I think that the general form of the problem is context-dependent, as you describe. Useful explanations do seem to depend on the model, task, and risks involved.
However, from an AI safety perspective, we’re probably only considering a restricted set of interpretability approaches, which might make it easier. In the safety context, we can probably less concerned with interpretability that is useful for laypeople, and focus on interpretability that is useful for the people doing the technical work.
To that end, I think that “just” being careful about what the interpretability analysis means can help, like how good statisticians can avoid misuse of statistical testing, even though many practitioners get it wrong.
I think it’s still an open question, though, what even this sort of “only useful for people who know what they’re doing” interpretability analysis would be. Existing approaches still have many issues.
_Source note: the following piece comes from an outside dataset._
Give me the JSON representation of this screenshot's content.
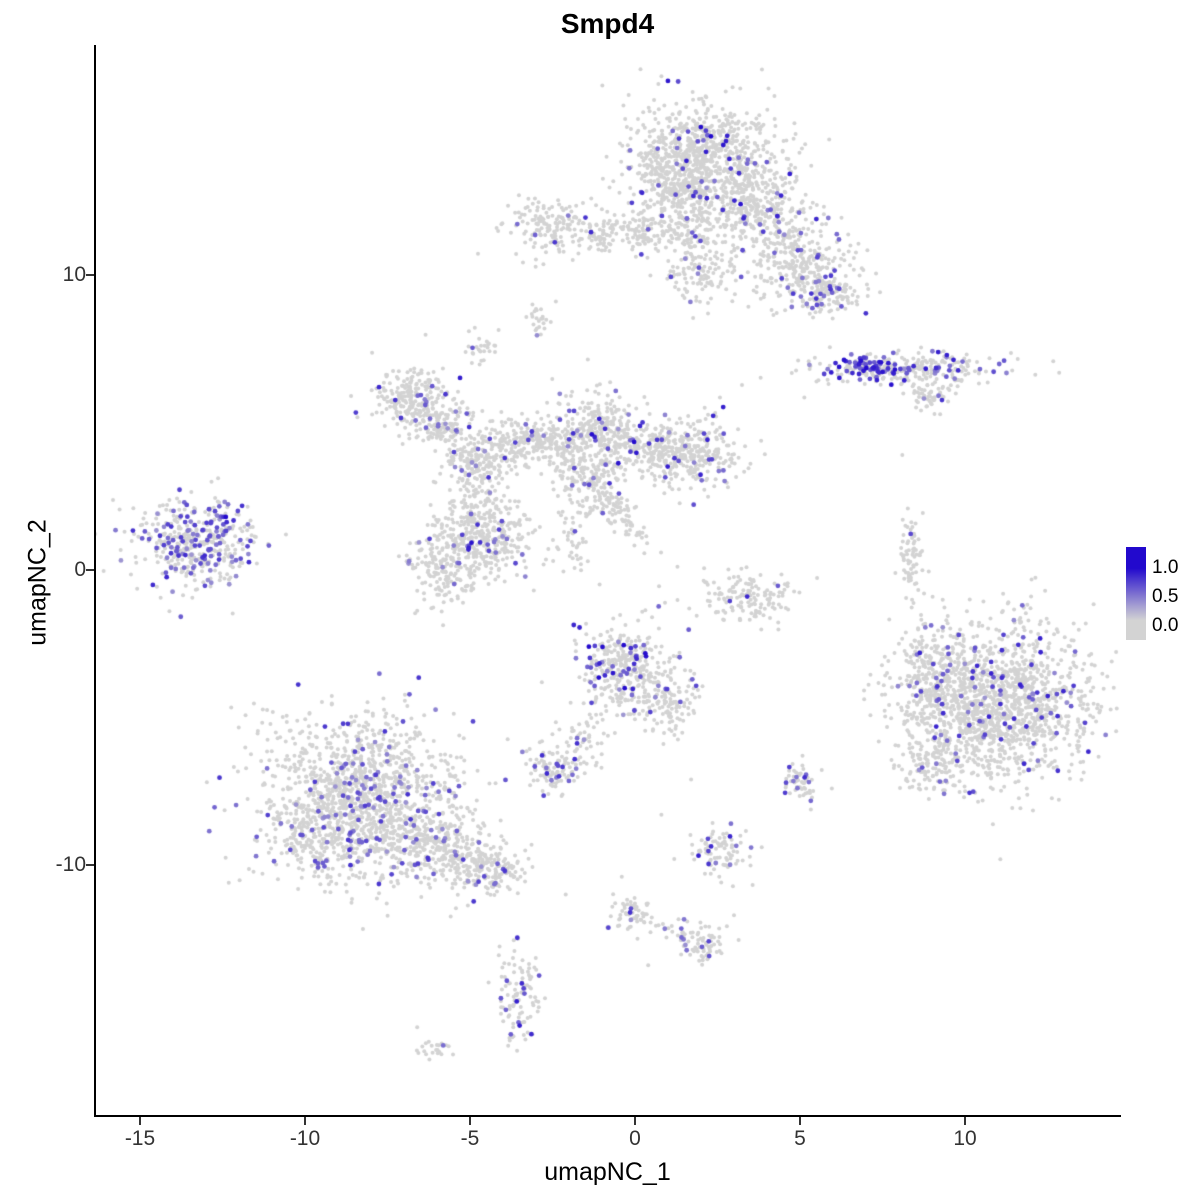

While I agree with you that setting the context as Safety narrows down the requirements space for interpretability, I think there could be more than just excluding the interpretability of non-technical users from the picture. The inspections that technicians would want to be reassured about the model safety are probably around its motivations (e.g is the system goal directed, is the system producing mesa-optimisers). However, it is still unclear to me how this relate with other interpretability desiderata you present in the post.
Plus, one could also immagine safety-relevant scenarios were it may be necessary or useful for non-technical users to be able to interpret the model. For instance, if the model has been deployed and is adaptive and we somehow cannot do this automatically, we would probably want users to be able to inspect if the system is somehow made a decision for the wrong reason.
Regarding how interpretability can help with addressing motivation issues, I think Chris Olah’s views present situations where interpretability can potentially sidestep some of those issues. One such example is that if we use interpretability to aid in model design, we might have confidence that our system isn’t a mesa-optimizer, and we’ve done this without explicitly asking questions about “what our model desires”.
I agree that this is far from the whole picture. The scenario you describe is an example where we’d want to make interpretability more accessible to more end-users. There is definitely more work to be done to bridge “normal” human explanations with what we can get from our analysis.
I’ve spent more of my time thinking about the technical sub-areas, so I’m focused on situations where innovations there can be useful. I don’t mean to say that this is the only place where I think progress is useful.
I’ve spent more of my time thinking about the technical sub-areas, so I’m focused on situations where innovations there can be useful. I don’t mean to say that this is the only place where I think progress is useful.
That seems more than reasonable to me, given the current state of AI development.
Thanks for sharing your reflections on my comment.
I think that the general form of the problem is context-dependent, as you describe. Useful explanations do seem to depend on the model, task, and risks involved.
However, from an AI safety perspective, we’re probably only considering a restricted set of interpretability approaches, which might make it easier. In the safety context, we can probably less concerned with interpretability that is useful for laypeople, and focus on interpretability that is useful for the people doing the technical work.
To that end, I think that “just” being careful about what the interpretability analysis means can help, like how good statisticians can avoid misuse of statistical testing, even though many practitioners get it wrong.
I think it’s still an open question, though, what even this sort of “only useful for people who know what they’re doing” interpretability analysis would be. Existing approaches still have many issues.
While I agree with you that setting the context as Safety narrows down the requirements space for interpretability, I think there could be more than just excluding the interpretability of non-technical users from the picture. The inspections that technicians would want to be reassured about the model safety are probably around its motivations (e.g is the system goal directed, is the system producing mesa-optimisers). However, it is still unclear to me how this relate with other interpretability desiderata you present in the post.
Plus, one could also immagine safety-relevant scenarios were it may be necessary or useful for non-technical users to be able to interpret the model. For instance, if the model has been deployed and is adaptive and we somehow cannot do this automatically, we would probably want users to be able to inspect if the system is somehow made a decision for the wrong reason.
Regarding how interpretability can help with addressing motivation issues, I think Chris Olah’s views present situations where interpretability can potentially sidestep some of those issues. One such example is that if we use interpretability to aid in model design, we might have confidence that our system isn’t a mesa-optimizer, and we’ve done this without explicitly asking questions about “what our model desires”.
I agree that this is far from the whole picture. The scenario you describe is an example where we’d want to make interpretability more accessible to more end-users. There is definitely more work to be done to bridge “normal” human explanations with what we can get from our analysis.
I’ve spent more of my time thinking about the technical sub-areas, so I’m focused on situations where innovations there can be useful. I don’t mean to say that this is the only place where I think progress is useful.
That seems more than reasonable to me, given the current state of AI development.
Thanks for sharing your reflections on my comment.